Sex watchdogs miss a kiss amid the grocery produce

July 08, 2001|By Michael Olesker

THE TWO of them, one with a crewcut and the other with long brown locks, walked through the produce section of this grocery store off Falls Road last week and glanced around to see if anyone was watching. Then they leaned across the alfalfa sprouts for a kiss. It was quick, it was discreet, it was kind of sweet. And, because it was two young women, it might have driven the sexual watchdogs of TakeBackMaryland.org out of their disapproving little minds.

Mainly, this group of Peeping Toms chooses to watch citizens' behavior in bedrooms. The thought of gay people showing affection in a grocery store, or in any public place, would be considered catastrophic. What does this mean? These young women didn't seem ashamed. They didn't seem intimidated. They seemed as comfortable in their skin as ... well, as heterosexuals who grab a kiss without worrying that the vice squad's on its way.

For the members of TakeBackMaryland.org - and the 54,000 people who allegedly signed petitions at the organization's behest - this is too bad. In fact, for anyone who thinks someone else's love life is any of his business, it is tough luck. But it is what it is: the beating of human hearts, desiring what nature - their nature, their genetic makeup - has decreed they will desire.

And so, as the two young women strolled through the grocery store last week - one with an extended finger occasionally wrapped around the belt loop of the other - we had a few pieces of sexual politics in the news.

One was the gesture by TakeBackMaryland.org. It is the group responding to last winter's action by the Maryland General Assembly extending the state's anti-discrimination protections in employment and housing and public accommodations.

In other words, the law says quite specifically, nobody should lose a job, or a home, or get thrown out of a public place, because someone has discovered their desires are not heterosexual. Such acts of cruelty have happened throughout history. Is this news to anyone?
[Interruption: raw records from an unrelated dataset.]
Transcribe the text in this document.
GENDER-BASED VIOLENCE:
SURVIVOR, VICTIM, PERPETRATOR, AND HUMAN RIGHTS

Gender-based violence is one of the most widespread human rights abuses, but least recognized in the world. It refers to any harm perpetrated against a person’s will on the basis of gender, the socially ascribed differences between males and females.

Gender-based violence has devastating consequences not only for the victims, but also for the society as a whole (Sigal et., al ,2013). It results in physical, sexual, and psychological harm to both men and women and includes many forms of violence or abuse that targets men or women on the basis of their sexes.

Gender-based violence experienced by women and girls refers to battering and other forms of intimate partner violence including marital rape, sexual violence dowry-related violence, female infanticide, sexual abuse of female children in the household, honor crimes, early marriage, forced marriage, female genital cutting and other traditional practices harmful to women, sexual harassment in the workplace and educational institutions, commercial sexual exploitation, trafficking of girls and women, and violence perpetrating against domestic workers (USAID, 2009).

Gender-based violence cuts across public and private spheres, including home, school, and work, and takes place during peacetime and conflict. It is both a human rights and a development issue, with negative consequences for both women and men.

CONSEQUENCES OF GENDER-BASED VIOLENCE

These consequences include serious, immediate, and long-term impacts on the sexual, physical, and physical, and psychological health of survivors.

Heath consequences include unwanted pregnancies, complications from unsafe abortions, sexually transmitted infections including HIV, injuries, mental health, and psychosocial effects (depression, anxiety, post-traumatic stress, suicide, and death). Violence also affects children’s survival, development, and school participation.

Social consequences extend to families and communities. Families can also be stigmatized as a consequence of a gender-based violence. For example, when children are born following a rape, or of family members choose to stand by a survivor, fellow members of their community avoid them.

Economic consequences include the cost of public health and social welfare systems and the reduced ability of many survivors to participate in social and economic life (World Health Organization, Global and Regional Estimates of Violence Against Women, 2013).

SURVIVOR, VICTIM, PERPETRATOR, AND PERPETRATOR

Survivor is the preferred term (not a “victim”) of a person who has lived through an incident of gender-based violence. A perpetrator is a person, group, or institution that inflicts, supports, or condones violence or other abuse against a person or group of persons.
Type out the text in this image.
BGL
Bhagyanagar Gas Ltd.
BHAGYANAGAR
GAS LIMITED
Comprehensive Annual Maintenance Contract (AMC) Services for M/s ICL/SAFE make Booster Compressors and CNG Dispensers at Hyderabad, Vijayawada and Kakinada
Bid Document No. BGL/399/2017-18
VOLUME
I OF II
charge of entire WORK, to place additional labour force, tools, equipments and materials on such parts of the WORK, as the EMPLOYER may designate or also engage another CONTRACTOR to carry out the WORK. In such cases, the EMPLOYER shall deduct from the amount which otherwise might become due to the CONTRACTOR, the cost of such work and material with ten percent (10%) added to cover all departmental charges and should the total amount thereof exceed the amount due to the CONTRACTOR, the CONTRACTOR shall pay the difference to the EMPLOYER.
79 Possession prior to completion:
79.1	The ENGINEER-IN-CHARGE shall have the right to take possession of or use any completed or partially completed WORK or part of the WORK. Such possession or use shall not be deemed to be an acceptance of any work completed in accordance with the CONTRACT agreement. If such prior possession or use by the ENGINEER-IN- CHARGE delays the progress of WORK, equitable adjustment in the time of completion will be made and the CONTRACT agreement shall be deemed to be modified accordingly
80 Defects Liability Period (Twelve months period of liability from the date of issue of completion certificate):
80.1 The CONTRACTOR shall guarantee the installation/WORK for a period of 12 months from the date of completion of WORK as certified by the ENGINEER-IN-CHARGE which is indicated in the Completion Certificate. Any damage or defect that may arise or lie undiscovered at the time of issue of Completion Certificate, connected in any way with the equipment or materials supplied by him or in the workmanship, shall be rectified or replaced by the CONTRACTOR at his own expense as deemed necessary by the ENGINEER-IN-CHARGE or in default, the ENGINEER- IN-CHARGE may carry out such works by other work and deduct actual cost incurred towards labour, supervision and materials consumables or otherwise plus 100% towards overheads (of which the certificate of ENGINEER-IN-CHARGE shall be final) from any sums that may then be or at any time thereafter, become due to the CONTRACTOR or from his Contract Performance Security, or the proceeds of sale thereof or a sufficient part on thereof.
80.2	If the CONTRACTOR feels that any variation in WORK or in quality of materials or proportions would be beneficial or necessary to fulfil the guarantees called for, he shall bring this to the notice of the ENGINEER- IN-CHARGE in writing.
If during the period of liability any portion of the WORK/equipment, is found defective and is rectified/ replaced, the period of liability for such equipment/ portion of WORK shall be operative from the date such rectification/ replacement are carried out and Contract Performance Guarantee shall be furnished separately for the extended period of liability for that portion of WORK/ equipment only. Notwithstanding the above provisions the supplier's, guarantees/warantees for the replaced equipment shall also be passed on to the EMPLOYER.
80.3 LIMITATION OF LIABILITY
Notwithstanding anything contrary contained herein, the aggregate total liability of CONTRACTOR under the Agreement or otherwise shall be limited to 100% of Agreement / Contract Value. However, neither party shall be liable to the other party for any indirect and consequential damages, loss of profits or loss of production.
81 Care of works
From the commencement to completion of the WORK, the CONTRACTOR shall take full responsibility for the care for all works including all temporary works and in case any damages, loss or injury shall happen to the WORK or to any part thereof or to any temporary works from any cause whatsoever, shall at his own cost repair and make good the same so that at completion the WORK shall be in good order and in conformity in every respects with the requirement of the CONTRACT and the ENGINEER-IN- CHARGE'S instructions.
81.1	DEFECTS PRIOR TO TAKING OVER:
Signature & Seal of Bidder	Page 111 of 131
Perhaps it is for the members of TakeBackMaryland.org. Nearly two dozen of them showed up last week at the secretary of state's office in Annapolis and handed in four boxes of petitions seeking a public referendum next year that would overturn the newly enacted anti-discrimination laws.

Then they pronounced themselves quite proud of their efforts and predicted that Marylanders would go to the polls in 2002 and strike down the General Assembly's work. (This, despite a poll commissioned by this newspaper last year showing more than 60 percent of the state's residents supported outlawing discrimination based on sexual orientation.)

Then, a few days after the petitions were handed over, the U.S. Census Bureau released new population figures. These indicated about 11,000 Maryland households are headed by same-sex couples. This would be about a half-percent of the state's nearly 2 million households.

Immediately, members of the gay and lesbian community called this a pathetically low approximation of actual numbers. Do we need an explanation? There are still untold numbers of homosexual couples, intimidated by a history of discrimination, who would no more admit their sexual orientation to a government official than they would - well, exchange even the most discreet kiss in a grocery store.

But gay rights advocates did take a certain comfort in the census numbers, which showed gays and lesbians living in communities across the entire state. Such a fact indicates a certain universality - they're everywhere, folks - as well as certain needs, and certain political strengths.

For members of TakeBackMaryland.org, this seems to represent a threat. Their argument against anti-discrimination legislation is couched in language both direct and veiled. They ask: Why do we need "special" laws for gays? They ask: Why do we need more government involvement in private life?

Such questions seem to mask a more overriding cultural concern, sometimes stated explicitly and sometimes not: that homosexual behavior is inherently wrong, that conscious, subversive "lifestyle choices" have been made by gays and lesbians, that homosexuals can be "cured" and made into heterosexuals if only they'll work at it diligently enough - and that the genetic makeup that determines human desire has nothing to do with how all people live their lives.

People do make choices. We choose to live and let live, or meddle in other people's lives. We choose to honor people's right to sexual privacy, or use it to stigmatize them.

And we choose to ignore a history of discrimination, of humiliating people because of their hearts' desires - or ensure that such cruelty does not continue any longer among civilized human beings.